M. le ministre nous a clairement indiqué que sa logique libérale trouvait là à s'appliquer. Les propos qu'il vient de tenir confirment les déclarations qu'il a faites ces dernières semaines sur le sujet ultrasensible des OPA.
Vous avez déclaré, monsieur le ministre, que les entreprises devaient comprendre et engager des actions en conséquence. Si l'on suivait le même raisonnement pour les automobilistes français en disant qu'ils doivent comprendre et, de ce fait, limiter leur vitesse, les radars n'auraient plus aucune justification.
Dans le contexte particulièrement mouvant que connaît aujourd'hui la sphère financière, il faut instaurer un minimum de réglementation pour que les opérations financières se déroulent dans un cadre partiellement contraint. Nous avons considéré, à la lumière de l'actualité récente - il a beaucoup été question de l'affaire Arcelor - qu'il convenait de donner plus de poids à la réglementation, afin de garantir l'intérêt général, dans un marché mondialisé, ouvert à tous les échanges.
De fait, il existe en France des autorités de régulation dont la mission est précisément d'encadrer le marché, dans le respect de l'intérêt général.
Sur les marchés financiers, l'AMF, puissante et dotée d'une autonomie et d'un budget qui doivent lui permettre d'être non seulement le gendarme de la bourse, mais aussi le gardien du patrimoine économique français, joue un rôle déterminant dans le dépôt ou non des OPA, puisqu'elle doit octroyer un visa préalable garantissant le respect, par l'attaquant, de ses obligations en matière de transparence et d'égalité de traitement des investisseurs.
Sur ce point, monsieur le ministre, il convient d'étendre les compétences de l'AMF à d'autres domaines, différents de ceux dont elle a la charge aujourd'hui. D'ailleurs, dans votre amendement « Danone », qui constitue le seul élément de patriotisme économique dans votre projet de loi, vous vous êtes appuyé sur l'AMF.

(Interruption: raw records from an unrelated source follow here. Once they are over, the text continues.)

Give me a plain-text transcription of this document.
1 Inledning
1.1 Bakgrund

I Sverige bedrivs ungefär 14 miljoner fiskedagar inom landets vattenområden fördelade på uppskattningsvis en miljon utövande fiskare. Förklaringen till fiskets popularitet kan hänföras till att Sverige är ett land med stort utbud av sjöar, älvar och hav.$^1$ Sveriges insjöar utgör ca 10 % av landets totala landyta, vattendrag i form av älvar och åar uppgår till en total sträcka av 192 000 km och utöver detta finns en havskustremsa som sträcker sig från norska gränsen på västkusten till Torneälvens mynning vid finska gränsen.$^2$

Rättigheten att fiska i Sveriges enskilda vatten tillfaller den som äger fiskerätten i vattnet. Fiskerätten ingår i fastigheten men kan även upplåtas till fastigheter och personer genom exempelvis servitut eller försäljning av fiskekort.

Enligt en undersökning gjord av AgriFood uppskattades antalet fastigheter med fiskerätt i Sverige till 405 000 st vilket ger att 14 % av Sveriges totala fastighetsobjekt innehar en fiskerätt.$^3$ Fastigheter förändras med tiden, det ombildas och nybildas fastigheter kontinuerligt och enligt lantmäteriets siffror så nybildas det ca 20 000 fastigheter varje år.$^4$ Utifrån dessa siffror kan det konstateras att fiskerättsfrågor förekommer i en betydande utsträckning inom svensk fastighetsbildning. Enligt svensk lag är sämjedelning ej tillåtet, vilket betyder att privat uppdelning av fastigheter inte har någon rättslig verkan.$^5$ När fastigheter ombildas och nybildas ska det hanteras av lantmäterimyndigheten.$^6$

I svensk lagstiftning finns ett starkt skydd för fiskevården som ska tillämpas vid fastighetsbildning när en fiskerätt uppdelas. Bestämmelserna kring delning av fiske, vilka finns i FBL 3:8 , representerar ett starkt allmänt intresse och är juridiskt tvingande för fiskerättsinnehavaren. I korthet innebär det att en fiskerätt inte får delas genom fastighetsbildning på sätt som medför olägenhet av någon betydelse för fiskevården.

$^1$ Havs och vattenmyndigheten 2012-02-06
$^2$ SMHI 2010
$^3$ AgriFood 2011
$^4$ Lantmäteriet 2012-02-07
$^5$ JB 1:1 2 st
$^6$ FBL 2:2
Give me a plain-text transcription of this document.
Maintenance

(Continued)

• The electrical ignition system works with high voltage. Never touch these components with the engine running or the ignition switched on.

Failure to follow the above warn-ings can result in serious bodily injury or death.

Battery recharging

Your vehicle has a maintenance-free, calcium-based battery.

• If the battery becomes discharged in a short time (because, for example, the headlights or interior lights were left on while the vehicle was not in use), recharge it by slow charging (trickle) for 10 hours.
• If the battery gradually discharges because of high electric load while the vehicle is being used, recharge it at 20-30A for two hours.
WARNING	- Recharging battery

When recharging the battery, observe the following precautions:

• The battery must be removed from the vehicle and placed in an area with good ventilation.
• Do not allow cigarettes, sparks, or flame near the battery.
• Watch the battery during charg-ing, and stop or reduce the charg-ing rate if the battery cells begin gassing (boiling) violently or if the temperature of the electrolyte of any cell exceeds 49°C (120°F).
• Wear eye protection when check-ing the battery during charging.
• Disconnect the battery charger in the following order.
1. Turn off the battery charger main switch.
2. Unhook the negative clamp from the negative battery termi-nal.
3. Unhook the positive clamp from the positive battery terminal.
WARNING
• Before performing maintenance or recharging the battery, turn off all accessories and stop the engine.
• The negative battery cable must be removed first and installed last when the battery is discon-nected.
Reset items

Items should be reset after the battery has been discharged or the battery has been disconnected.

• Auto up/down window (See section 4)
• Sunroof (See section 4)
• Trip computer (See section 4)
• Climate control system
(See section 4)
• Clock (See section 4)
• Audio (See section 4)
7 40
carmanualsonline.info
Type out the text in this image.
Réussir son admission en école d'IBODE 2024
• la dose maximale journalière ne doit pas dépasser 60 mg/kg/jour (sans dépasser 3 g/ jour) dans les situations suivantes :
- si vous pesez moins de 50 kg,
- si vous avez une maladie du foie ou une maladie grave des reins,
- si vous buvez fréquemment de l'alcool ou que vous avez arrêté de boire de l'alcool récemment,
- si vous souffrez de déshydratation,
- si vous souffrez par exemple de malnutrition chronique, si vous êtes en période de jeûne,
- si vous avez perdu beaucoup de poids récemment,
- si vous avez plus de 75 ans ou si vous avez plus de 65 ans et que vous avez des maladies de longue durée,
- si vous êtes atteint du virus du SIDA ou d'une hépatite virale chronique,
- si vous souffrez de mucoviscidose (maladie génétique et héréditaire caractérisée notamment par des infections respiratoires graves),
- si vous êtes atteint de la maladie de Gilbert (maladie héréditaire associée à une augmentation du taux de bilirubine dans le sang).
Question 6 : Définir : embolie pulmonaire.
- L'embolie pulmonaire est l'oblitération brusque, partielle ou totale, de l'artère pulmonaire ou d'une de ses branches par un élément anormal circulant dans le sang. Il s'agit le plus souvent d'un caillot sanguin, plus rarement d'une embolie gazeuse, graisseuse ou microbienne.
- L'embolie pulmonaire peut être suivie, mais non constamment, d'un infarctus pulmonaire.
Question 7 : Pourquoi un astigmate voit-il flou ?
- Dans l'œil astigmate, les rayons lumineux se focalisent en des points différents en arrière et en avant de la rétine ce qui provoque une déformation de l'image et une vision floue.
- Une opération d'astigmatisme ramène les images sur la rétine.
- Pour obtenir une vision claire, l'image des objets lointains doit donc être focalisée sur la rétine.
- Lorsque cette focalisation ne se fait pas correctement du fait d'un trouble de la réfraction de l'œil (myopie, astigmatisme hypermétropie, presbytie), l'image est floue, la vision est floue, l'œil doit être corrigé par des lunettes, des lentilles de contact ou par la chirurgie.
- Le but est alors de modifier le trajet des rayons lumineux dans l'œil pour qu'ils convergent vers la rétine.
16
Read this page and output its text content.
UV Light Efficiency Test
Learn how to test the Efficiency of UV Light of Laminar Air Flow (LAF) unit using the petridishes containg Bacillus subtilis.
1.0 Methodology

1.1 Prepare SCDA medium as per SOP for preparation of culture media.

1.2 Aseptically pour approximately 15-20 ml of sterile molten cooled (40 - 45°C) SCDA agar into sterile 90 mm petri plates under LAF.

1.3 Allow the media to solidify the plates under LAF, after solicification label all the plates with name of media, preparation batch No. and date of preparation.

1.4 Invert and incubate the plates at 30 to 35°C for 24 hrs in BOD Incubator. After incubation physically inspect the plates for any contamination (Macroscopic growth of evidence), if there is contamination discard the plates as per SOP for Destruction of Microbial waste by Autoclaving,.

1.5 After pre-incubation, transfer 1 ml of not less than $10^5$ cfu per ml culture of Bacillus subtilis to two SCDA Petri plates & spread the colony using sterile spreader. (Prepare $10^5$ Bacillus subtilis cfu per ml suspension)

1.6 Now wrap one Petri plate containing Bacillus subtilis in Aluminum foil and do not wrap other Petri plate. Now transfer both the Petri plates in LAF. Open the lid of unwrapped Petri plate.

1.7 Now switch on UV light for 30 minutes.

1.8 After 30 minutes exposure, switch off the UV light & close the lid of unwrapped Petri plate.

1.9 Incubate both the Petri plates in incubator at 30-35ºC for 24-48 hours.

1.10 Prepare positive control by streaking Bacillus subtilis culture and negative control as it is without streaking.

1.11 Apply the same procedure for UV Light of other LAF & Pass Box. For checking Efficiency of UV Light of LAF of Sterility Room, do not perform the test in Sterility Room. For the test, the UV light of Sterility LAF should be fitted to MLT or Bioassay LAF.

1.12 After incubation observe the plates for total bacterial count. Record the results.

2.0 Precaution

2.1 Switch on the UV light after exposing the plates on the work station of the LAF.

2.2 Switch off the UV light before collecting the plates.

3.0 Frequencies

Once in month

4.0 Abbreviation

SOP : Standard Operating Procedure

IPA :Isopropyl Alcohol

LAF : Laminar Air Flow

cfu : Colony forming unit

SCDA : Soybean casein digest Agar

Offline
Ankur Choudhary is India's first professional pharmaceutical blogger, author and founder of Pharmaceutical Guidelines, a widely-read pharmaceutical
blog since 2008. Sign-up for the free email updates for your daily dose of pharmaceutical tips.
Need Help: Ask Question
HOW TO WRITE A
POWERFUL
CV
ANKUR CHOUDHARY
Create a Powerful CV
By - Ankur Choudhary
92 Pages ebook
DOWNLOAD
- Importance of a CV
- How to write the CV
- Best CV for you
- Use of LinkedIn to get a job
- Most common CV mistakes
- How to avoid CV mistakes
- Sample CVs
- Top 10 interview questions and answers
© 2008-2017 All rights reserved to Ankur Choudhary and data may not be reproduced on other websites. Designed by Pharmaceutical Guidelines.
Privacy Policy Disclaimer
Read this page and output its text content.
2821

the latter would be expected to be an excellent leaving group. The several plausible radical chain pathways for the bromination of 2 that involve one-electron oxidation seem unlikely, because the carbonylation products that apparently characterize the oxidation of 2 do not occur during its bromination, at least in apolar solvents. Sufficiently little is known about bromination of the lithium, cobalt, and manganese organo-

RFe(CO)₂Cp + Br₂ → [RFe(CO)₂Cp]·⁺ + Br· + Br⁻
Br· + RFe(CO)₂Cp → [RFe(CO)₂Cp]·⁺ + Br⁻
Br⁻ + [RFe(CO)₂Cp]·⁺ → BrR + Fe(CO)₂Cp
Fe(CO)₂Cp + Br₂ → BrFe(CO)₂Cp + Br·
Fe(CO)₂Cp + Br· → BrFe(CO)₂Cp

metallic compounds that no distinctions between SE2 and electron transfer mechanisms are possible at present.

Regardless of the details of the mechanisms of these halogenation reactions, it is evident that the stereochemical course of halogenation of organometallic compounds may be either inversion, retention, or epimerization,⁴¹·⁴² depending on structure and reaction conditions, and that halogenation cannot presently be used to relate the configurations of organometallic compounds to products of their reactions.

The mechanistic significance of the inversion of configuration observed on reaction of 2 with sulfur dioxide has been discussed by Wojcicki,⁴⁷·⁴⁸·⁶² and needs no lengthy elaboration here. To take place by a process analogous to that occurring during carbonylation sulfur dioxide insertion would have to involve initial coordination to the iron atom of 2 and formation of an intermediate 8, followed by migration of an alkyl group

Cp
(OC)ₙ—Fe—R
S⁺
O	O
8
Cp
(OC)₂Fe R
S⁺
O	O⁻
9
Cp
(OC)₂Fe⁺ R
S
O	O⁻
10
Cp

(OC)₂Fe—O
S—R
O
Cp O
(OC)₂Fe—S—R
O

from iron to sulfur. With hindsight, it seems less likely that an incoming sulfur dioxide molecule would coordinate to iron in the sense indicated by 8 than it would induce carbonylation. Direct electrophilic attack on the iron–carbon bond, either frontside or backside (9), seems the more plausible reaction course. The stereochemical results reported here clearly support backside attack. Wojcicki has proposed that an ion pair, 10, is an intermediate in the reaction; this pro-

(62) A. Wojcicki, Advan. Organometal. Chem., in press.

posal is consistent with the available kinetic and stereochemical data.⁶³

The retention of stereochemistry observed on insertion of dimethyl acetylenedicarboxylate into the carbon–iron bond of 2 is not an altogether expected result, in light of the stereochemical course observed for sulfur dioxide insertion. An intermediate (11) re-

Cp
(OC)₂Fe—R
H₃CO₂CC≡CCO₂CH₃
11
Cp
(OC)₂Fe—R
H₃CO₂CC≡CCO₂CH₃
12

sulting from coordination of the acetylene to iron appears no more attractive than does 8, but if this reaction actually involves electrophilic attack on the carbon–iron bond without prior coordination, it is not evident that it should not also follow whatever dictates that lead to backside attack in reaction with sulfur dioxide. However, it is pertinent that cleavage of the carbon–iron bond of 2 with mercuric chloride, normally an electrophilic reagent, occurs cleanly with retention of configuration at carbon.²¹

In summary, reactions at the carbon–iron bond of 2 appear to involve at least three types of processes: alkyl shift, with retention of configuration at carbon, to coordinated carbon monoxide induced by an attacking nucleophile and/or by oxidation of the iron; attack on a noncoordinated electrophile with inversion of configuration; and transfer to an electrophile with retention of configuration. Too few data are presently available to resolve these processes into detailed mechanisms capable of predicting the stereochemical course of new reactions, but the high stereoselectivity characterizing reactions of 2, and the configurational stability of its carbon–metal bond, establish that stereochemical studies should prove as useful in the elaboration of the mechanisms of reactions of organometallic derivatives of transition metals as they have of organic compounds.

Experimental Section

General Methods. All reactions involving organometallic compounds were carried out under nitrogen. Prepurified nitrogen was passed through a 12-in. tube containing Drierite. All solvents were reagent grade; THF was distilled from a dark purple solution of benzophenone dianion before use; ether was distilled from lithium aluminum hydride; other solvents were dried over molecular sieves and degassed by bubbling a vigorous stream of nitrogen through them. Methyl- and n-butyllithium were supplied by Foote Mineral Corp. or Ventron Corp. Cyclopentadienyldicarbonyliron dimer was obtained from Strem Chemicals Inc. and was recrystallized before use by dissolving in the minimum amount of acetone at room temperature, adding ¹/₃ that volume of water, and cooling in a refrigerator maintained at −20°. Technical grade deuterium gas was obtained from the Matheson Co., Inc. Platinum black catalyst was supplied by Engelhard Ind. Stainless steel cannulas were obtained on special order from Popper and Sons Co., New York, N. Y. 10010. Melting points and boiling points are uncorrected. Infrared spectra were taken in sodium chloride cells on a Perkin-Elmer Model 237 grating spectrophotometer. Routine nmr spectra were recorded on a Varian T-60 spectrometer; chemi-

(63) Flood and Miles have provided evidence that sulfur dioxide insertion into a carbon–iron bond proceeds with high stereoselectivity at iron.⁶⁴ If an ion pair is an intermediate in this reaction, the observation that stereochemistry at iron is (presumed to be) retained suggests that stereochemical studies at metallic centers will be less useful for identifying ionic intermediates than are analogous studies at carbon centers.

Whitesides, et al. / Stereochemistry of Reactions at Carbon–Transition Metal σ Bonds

L'AMF a un rôle à jouer dans la protection des entreprises françaises et il faut renforcer ses prérogatives dans le contrôle des OPA ouvertes sur les sociétés relevant du droit français.
C'est la raison pour laquelle nous voulons ajouter aux obligations de l'attaquant celle de respecter, dans certains secteurs réservés, l'emploi, le savoir-faire et la politique industrielle du pays d'accueil. Les intentions stratégiques de l'initiateur devraient être un élément déterminant dans l'obtention d'un visa de l'AMF.
L'AMF, autorité publique de marché, est investie d'une mission de service public, qui comprend la protection de l'intérêt général économique. Ainsi pourrait être créé un collège spécialement investi de cette compétence en économie industrielle.
La prise en considération de l'intérêt général économique, notion définie par la jurisprudence du Conseil d'État, doit faire partie des critères d'octroi du visa de l'AMF à une OPA. Si l'initiateur n'a pas fourni de projet stratégique et industriel satisfaisant, l'AMF aura le pouvoir de bloquer la procédure.
Monsieur le ministre, mes chers collègues, tel est l'objet de cet amendement qui, vous le comprenez bien, permet dans le contexte actuel de renforcer les garanties données sur le projet industriel. L'AMF est l'autorité tout indiquée pour apporter une contribution utile en la matière.
Cet amendement va également dans le sens des préconisations que nous avions déjà formulées lors de l'examen par le Sénat du projet de loi de sécurité financière. C'est véritablement dans cette direction que nous devrions nous engager aujourd'hui.